Change the Channel?

The situation in Japan remains grim. I can’t reasonably report on this, except to say what’s evident by the photographs, videos and usually-reliable sources: a second reactor may have ruptured. There’s been another burst of radioactivity into the air.

Flickr, Official U.S. Air Force photo stream

Meanwhile, thousands of bodies are being discovered in the post-Tsunami landscape along the northeast coast. The Emperor’s speech adds a feeling of gravity, essentially unfathomable to those who are not there, and maybe even to those who didn’t live, first, through the atomic bombings in that country 75 years ago.

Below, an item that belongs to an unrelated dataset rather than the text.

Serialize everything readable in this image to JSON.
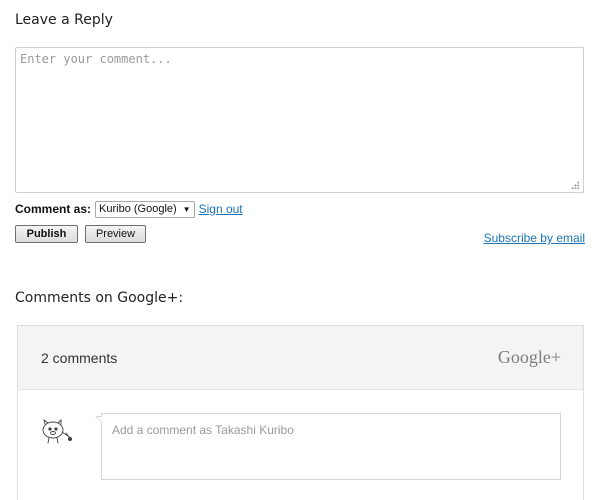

people in a shelter, as shown on NHK world TV

Working my/our way* through The Pain of Others, Sontag writes:

What to do with such knowledge as photographs bring of faraway suffering? …For all the voyeuristic lure – and the possible satisfaction of knowing, This is not happening to me, I’m not ill, I’m not dying, I’m not trapped in a war – it seems normal for people to fend off thinking about the ordeals of others…

People can turn off not just because a steady diet of images of violence has made them indifferent but because they are afraid…

She considers the role of TV, and the CNN effect regarding images from the war in Sarajevo, and says now (in the book):

The question turns on a view of the principal medium of the news, television…Images shown on television are by definition images of which, sooner or later, one tires. What looks like callousness has its origin in the instability of attention that television is organized to arouse and to satiate…The whole point of television is that one can switch channels, that it is normal to switch channels….

*in reality, her book-essay – on war imagery – grips with relevance, I sped through.

Probably by now, my dear readers are wishing I’d write on something else, and somewhere else, which indeed I am doing with most of my time now. But I think the real-time contemplation of the images – and why we look at them, or don’t – is valuable in itself.

And also, maybe it would help the people of Japan, there, to know that people are thinking about their plight.